I do have lots of things to post here; I just need to manage my time well enough to do it. Since this blog is about the practice of law and my life, in addition to boxing, let me tell you that the law and life parts have been kind of insane lately. My mother was hospitalized for a few weeks and now she is in a rehabilitation and therapy facility. She's doing much better, and hopefully she'll be able to get home soon. I'm trying to be a good son and support both my mom and my dad (who is on his own with their little dog), but sometimes I really wonder. I wonder if I am offering much of value, despite my efforts. I'm also wondering about my ability to overwhelm myself with activity. I got up very early today to get a head start on the day and it's now 11:30 am, and I'm still scrambling and only about 10% done with my to-do list for today.

Anyway, that's the quick update. I'm needing to bring more hustle to bear on my end-of-January marketing effort for my law firm. Hopefully, that will yield a considerable harvest of lucrative projects. In the short term, the effects of the recession have been dragging me down, like they are doing to everyone else (except the super-fat-cats who seem always to land on their feet, despite the chaos they introduce into the economy and the harm they do to many people and businesses--but that's a separate rant). It's amazing how hard a man can work and not be making any money, at least not at the moment.

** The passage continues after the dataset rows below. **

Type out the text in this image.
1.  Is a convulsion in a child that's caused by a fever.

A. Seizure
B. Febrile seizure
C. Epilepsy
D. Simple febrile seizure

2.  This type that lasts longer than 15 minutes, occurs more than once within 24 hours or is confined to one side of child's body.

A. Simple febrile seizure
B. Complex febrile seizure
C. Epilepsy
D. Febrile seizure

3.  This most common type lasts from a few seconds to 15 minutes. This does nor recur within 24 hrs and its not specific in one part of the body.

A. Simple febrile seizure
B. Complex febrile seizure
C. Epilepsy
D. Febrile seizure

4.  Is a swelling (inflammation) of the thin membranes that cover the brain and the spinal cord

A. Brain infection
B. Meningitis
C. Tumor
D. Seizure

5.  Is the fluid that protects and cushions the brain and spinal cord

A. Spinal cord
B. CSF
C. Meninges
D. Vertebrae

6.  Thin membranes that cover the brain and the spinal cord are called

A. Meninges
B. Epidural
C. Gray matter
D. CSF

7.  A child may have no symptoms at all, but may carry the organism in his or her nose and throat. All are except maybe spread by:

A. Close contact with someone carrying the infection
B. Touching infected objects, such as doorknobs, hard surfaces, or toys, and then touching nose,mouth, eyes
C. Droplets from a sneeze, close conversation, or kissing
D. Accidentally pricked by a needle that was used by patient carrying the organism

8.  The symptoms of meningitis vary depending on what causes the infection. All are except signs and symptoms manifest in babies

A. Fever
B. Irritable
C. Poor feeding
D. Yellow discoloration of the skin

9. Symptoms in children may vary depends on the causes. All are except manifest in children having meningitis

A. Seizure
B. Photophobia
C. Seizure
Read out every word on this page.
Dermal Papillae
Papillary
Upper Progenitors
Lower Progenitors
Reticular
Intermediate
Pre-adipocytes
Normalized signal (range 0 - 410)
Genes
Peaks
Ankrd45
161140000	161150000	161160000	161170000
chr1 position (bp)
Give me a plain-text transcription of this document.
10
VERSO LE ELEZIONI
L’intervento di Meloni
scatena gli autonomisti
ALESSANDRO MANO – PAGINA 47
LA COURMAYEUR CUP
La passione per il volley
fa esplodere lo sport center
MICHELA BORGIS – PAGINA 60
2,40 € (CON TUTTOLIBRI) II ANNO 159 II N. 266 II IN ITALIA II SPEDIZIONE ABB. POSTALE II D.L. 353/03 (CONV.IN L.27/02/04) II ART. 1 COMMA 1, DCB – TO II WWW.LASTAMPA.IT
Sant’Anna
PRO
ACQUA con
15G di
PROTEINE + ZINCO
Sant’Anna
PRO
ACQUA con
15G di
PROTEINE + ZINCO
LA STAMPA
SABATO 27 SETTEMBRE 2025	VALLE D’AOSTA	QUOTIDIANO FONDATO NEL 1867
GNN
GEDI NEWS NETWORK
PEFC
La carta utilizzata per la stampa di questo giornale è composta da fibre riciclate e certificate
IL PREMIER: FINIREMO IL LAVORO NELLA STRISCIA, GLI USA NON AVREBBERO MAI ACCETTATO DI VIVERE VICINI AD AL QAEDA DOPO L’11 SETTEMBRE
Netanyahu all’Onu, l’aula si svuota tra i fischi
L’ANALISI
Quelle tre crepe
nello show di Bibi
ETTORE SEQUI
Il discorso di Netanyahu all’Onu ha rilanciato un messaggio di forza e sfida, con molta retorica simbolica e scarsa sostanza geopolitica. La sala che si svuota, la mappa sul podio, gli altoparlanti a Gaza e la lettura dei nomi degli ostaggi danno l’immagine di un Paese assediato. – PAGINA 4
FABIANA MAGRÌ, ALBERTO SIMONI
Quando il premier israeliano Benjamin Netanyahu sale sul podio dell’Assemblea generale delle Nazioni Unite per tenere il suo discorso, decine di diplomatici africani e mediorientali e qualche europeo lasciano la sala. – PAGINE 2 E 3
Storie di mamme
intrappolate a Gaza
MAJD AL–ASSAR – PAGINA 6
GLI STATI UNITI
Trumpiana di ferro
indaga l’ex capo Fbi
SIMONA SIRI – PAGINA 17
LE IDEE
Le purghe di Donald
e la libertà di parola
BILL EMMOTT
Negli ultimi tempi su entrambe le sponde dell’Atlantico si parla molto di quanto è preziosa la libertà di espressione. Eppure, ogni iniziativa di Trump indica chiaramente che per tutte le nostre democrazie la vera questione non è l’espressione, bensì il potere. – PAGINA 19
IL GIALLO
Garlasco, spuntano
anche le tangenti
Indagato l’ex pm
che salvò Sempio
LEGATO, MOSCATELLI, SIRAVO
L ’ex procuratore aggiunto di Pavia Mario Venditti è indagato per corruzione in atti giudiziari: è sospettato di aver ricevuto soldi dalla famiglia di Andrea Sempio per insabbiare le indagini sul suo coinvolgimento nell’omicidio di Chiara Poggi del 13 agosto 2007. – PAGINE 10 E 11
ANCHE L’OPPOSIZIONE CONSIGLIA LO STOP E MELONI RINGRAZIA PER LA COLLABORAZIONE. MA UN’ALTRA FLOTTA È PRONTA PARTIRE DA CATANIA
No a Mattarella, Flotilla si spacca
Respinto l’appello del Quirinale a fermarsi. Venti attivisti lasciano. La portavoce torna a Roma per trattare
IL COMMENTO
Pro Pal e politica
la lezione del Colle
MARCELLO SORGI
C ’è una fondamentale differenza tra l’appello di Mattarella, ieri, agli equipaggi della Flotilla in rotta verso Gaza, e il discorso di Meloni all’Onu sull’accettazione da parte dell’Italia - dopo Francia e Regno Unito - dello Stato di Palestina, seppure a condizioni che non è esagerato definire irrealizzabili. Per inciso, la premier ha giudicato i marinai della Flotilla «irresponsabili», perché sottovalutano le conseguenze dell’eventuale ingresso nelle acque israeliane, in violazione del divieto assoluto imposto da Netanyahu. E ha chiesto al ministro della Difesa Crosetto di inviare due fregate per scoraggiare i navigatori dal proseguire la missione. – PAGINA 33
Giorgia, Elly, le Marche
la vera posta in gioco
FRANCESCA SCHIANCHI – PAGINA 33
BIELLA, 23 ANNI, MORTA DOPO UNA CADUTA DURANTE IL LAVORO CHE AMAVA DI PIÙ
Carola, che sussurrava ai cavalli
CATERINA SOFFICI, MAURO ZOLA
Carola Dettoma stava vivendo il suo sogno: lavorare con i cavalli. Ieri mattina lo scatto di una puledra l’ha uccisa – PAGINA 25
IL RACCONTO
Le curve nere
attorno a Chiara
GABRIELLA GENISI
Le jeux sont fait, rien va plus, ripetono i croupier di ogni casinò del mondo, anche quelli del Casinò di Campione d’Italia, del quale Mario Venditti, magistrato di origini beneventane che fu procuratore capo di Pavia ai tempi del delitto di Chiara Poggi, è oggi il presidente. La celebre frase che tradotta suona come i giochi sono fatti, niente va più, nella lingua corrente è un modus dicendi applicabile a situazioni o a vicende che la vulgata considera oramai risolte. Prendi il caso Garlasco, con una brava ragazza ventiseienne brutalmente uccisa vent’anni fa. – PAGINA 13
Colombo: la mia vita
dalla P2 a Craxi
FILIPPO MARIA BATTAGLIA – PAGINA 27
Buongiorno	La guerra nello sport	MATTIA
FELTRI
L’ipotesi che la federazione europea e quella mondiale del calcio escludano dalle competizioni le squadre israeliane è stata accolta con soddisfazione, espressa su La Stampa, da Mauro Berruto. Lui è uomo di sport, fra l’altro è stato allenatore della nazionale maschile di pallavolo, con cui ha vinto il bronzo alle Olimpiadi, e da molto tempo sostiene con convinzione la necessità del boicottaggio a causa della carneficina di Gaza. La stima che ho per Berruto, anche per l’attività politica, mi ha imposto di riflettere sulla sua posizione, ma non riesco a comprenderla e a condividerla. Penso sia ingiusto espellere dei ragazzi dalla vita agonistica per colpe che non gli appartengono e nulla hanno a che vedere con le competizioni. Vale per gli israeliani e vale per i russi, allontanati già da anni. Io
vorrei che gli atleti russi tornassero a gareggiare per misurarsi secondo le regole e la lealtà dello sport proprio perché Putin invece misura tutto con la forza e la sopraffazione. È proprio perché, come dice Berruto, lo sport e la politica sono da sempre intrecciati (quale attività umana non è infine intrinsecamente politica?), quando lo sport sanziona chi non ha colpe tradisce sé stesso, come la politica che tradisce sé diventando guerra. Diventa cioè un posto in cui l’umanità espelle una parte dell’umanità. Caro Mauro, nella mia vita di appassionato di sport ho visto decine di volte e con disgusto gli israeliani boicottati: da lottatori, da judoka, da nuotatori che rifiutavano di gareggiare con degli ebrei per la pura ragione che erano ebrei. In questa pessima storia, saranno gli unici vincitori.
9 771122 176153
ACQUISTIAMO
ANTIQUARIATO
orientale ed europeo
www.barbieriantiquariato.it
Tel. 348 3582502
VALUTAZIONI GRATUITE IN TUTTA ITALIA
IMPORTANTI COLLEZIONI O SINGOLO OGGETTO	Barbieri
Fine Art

I need to stop now and get back to work. I'm hoping to get more substantive content posted later today. It's good stuff. For the moment, let remember what my meditation practice has taught me.

Breathing in, I know that I am breathing in.
Breathing out, I know that I am breathing out.

Breathing in, I know that I am experiencing a lot of stress now.
Breathing in, I smile at my stress.

OK, that's best effort. The smile is only about a one-quarter smile--no Cheshire-cat-grin on this handsome mug yet!--but I'm working on it.